To write a dense paced Historical thriller needs discipline and much more than mulling over yellowed pages in old libraries. "I simply try to write as much as I can in whatever part of each day I can carve out for that. I'm wary of developing habits and rituals, since life always interrupts them! Writing takes discipline but it also takes a kind of habit of going at it again and again. A dose of joy in the work helps, too. I wrote The Historian over 10 very busy years, working much more than full time at other jobs and domestic; I often wrote in 20 minute bursts because I had so little time. It was an escape from daily life, among other things."
Talking about her influences, Kostova says she is really influenced by nineteenth century and early twentieth century Literature. "I've been deeply influenced by some of the important writers of the nineteenth and early twentieth century, especially Henry James, Charles Dickens, Emily Bronte, George Eliot, Thomas Hardy, Virginia Woolf, and E. M. Forster.

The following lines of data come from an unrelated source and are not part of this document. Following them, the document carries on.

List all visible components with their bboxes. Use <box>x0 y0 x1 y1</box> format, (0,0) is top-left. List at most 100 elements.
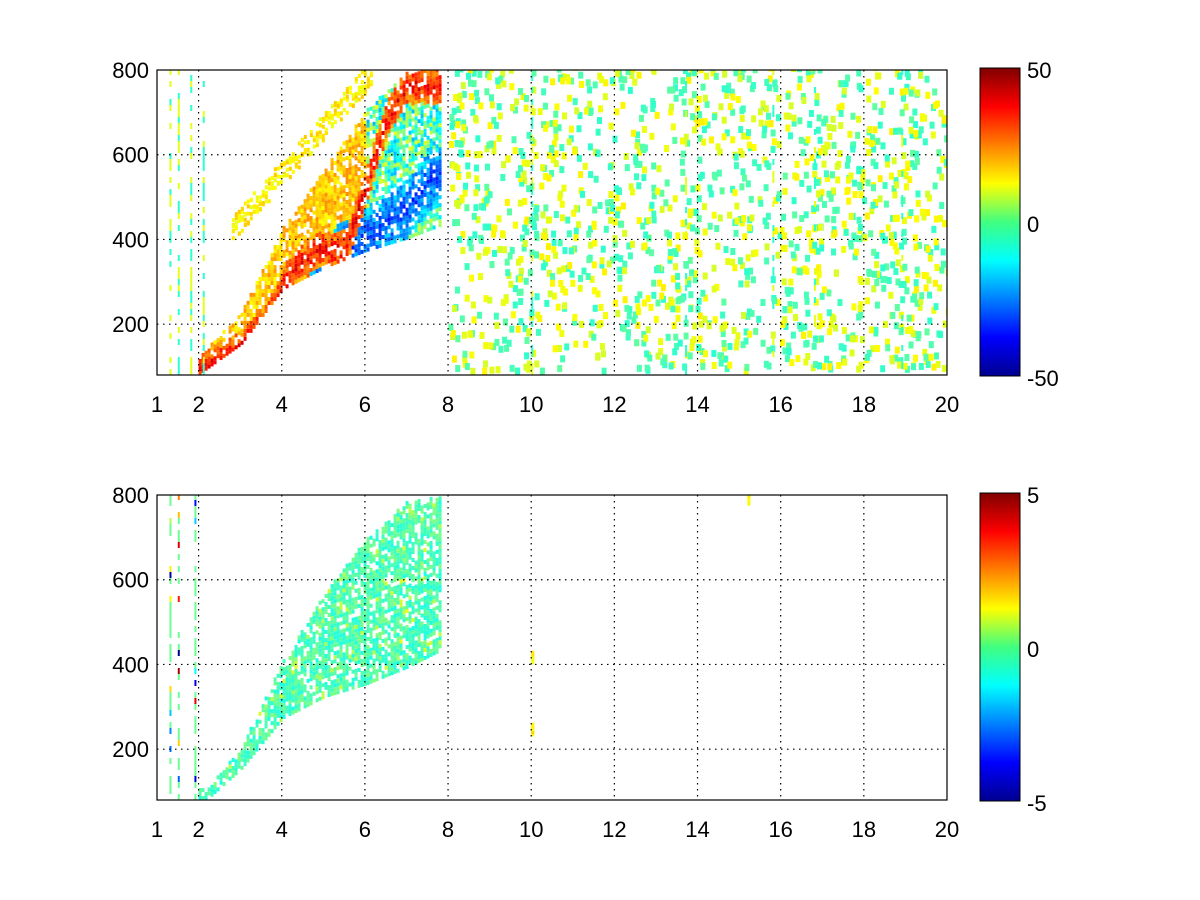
heatmap-cell <box>533 207 539 215</box>
heatmap-cell <box>309 629 313 634</box>
heatmap-cell <box>423 519 427 524</box>
heatmap-cell <box>354 600 358 605</box>
heatmap-cell <box>918 362 924 370</box>
heatmap-cell <box>360 129 364 134</box>
heatmap-cell <box>339 194 343 199</box>
heatmap-cell <box>225 771 229 776</box>
heatmap-cell <box>417 603 421 608</box>
heatmap-cell <box>318 267 322 272</box>
heatmap-cell <box>375 677 379 682</box>
heatmap-cell <box>318 227 322 232</box>
heatmap-cell <box>202 339 205 345</box>
heatmap-cell <box>357 203 361 208</box>
heatmap-cell <box>535 328 541 336</box>
heatmap-cell <box>360 670 364 675</box>
heatmap-cell <box>345 144 349 149</box>
heatmap-cell <box>285 693 289 698</box>
heatmap-cell <box>417 539 421 544</box>
heatmap-cell <box>411 161 415 166</box>
heatmap-cell <box>345 208 349 213</box>
heatmap-cell <box>929 121 935 129</box>
heatmap-cell <box>772 285 775 291</box>
heatmap-cell <box>378 195 382 200</box>
heatmap-cell <box>617 274 623 282</box>
heatmap-cell <box>354 676 358 681</box>
heatmap-cell <box>345 212 349 217</box>
heatmap-cell <box>372 538 376 543</box>
heatmap-cell <box>804 297 810 305</box>
heatmap-cell <box>228 337 232 342</box>
heatmap-cell <box>345 232 349 237</box>
heatmap-cell <box>249 742 253 747</box>
heatmap-cell <box>893 177 899 185</box>
heatmap-cell <box>282 671 286 676</box>
heatmap-cell <box>692 270 698 278</box>
heatmap-cell <box>393 669 397 674</box>
heatmap-cell <box>426 195 430 200</box>
heatmap-cell <box>345 643 349 648</box>
heatmap-cell <box>909 314 915 322</box>
heatmap-cell <box>243 762 247 767</box>
heatmap-cell <box>417 227 421 232</box>
heatmap-cell <box>318 243 322 248</box>
heatmap-cell <box>327 110 331 115</box>
heatmap-cell <box>396 146 400 151</box>
heatmap-cell <box>246 312 250 317</box>
heatmap-cell <box>309 232 313 237</box>
heatmap-cell <box>655 352 661 360</box>
heatmap-cell <box>870 158 876 166</box>
heatmap-cell <box>333 224 337 229</box>
heatmap-cell <box>901 363 904 369</box>
heatmap-cell <box>908 126 914 134</box>
heatmap-cell <box>776 191 782 199</box>
heatmap-cell <box>360 145 364 150</box>
heatmap-cell <box>918 297 924 305</box>
heatmap-cell <box>348 174 352 179</box>
heatmap-cell <box>369 194 373 199</box>
heatmap-cell <box>348 102 352 107</box>
heatmap-cell <box>363 112 367 117</box>
heatmap-cell <box>213 360 217 365</box>
heatmap-cell <box>357 247 361 252</box>
heatmap-cell <box>330 158 334 163</box>
heatmap-cell <box>348 238 352 243</box>
heatmap-cell <box>360 70 364 75</box>
heatmap-cell <box>763 184 769 192</box>
heatmap-cell <box>411 153 415 158</box>
heatmap-cell <box>675 272 681 280</box>
heatmap-cell <box>339 182 343 187</box>
heatmap-cell <box>330 210 334 215</box>
heatmap-cell <box>327 673 331 678</box>
heatmap-cell <box>941 116 947 124</box>
heatmap-cell <box>267 181 271 186</box>
heatmap-cell <box>914 266 920 274</box>
heatmap-cell <box>375 104 379 109</box>
heatmap-cell <box>651 291 657 299</box>
heatmap-cell <box>852 253 858 261</box>
heatmap-cell <box>673 77 679 85</box>
heatmap-cell <box>372 582 376 587</box>
heatmap-cell <box>330 238 334 243</box>
heatmap-cell <box>351 569 355 574</box>
heatmap-cell <box>429 158 433 163</box>
heatmap-cell <box>408 154 412 159</box>
heatmap-cell <box>303 239 307 244</box>
heatmap-cell <box>405 111 409 116</box>
heatmap-cell <box>730 136 736 144</box>
heatmap-cell <box>420 553 424 558</box>
heatmap-cell <box>402 650 406 655</box>
heatmap-cell <box>868 326 874 334</box>
heatmap-cell <box>306 197 310 202</box>
heatmap-cell <box>587 100 593 108</box>
heatmap-cell <box>390 232 394 237</box>
heatmap-cell <box>620 202 626 210</box>
heatmap-cell <box>315 229 319 234</box>
heatmap-cell <box>357 655 361 660</box>
heatmap-cell <box>562 302 568 310</box>
heatmap-cell <box>776 94 782 102</box>
heatmap-cell <box>576 154 582 162</box>
heatmap-cell <box>393 617 397 622</box>
heatmap-cell <box>426 147 430 152</box>
heatmap-cell <box>249 750 253 755</box>
heatmap-cell <box>393 183 397 188</box>
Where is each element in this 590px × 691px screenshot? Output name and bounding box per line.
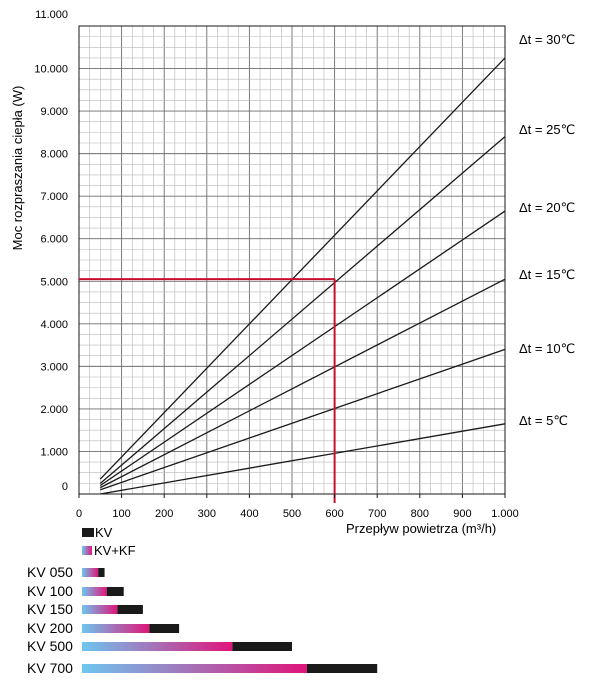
y-tick-label: 2.000 (40, 404, 68, 416)
y-tick-label: 8.000 (40, 149, 68, 161)
series-line (99, 136, 506, 484)
x-tick-label: 900 (453, 508, 471, 520)
curves (99, 57, 506, 495)
model-label: KV 050 (27, 564, 73, 580)
model-label: KV 100 (27, 583, 73, 599)
series-line (100, 348, 506, 491)
reference-lines (79, 278, 336, 503)
series-line (100, 278, 506, 489)
x-tick-label: 200 (155, 508, 173, 520)
tick-labels: 0 1.000 2.000 3.000 4.000 5.000 6.000 7.000 8.00… (34, 9, 518, 520)
model-bar-kvkf (82, 642, 233, 651)
series-label: Δt = 30℃ (519, 32, 575, 47)
x-tick-label: 600 (325, 508, 343, 520)
y-tick-label: 10.000 (34, 64, 68, 76)
legend-swatch-kvkf (82, 546, 92, 555)
series-label: Δt = 10℃ (519, 341, 575, 356)
legend: KV KV+KF (82, 525, 136, 558)
model-range-bars: KV 050 KV 100 KV 150 KV 200 KV 500 KV 700 (27, 564, 378, 676)
y-tick-label: 0 (62, 481, 68, 493)
model-bar-kv (98, 568, 105, 577)
y-tick-label: 6.000 (40, 234, 68, 246)
model-bar-kvkf (82, 605, 118, 614)
y-tick-label: 4.000 (40, 319, 68, 331)
series-line (99, 57, 506, 480)
x-tick-label: 700 (368, 508, 386, 520)
x-tick-label: 300 (198, 508, 216, 520)
y-tick-label: 7.000 (40, 191, 68, 203)
model-bar-kvkf (82, 568, 99, 577)
y-tick-label: 9.000 (40, 106, 68, 118)
delta-t-labels: Δt = 5℃ Δt = 10℃ Δt = 15℃ Δt = 20℃ Δt = 25℃ Δ… (519, 32, 575, 428)
legend-label-kv: KV (95, 525, 113, 540)
y-tick-label: 11.000 (35, 9, 68, 21)
x-tick-label: 800 (411, 508, 429, 520)
legend-label-kvkf: KV+KF (94, 543, 136, 558)
legend-swatch-kv (82, 528, 94, 537)
model-bar-kvkf (82, 664, 307, 673)
model-bar-kv (149, 624, 180, 633)
model-bar-kv (306, 664, 378, 673)
series-label: Δt = 15℃ (519, 267, 575, 282)
model-bar-kv (117, 605, 143, 614)
y-axis-label: Moc rozpraszania ciepła (W) (10, 86, 25, 251)
x-tick-label: 400 (240, 508, 258, 520)
model-label: KV 200 (27, 620, 73, 636)
model-bar-kv (106, 587, 124, 596)
model-label: KV 500 (27, 638, 73, 654)
x-axis-label: Przepływ powietrza (m³/h) (346, 521, 496, 536)
series-label: Δt = 20℃ (519, 200, 575, 215)
model-bar-kvkf (82, 624, 150, 633)
series-line (99, 210, 506, 487)
series-label: Δt = 25℃ (519, 122, 575, 137)
model-bar-kvkf (82, 587, 107, 596)
y-tick-label: 1.000 (40, 446, 68, 458)
x-tick-label: 0 (76, 508, 82, 520)
series-line (100, 423, 506, 495)
model-label: KV 700 (27, 660, 73, 676)
x-tick-label: 100 (112, 508, 130, 520)
model-label: KV 150 (27, 601, 73, 617)
series-label: Δt = 5℃ (519, 413, 568, 428)
x-tick-label: 1.000 (491, 508, 519, 520)
y-tick-label: 5.000 (40, 276, 68, 288)
model-bar-kv (232, 642, 292, 651)
x-tick-label: 500 (283, 508, 301, 520)
y-tick-label: 3.000 (40, 361, 68, 373)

For The Historian, I learned a great deal from early mystery writer Wilkie Collins and from the ghost stories of Henry James—and of course from Bram Stoker's Dracula."The books and authors she admires are "too numerous to put down here in any adequate way!" She continues to write that she likes the work of her American contemporaries. "I admire such British writers as A. S. Byatt and John Banville, I read widely in the "classics," and I try to become acquainted with the rest of the world by reading plenty of translations. At the moment, I'm reading all the translated work of poet Czeslaw Milosz, as well as a fantastic novel, Solo, by Rana Dasgupta."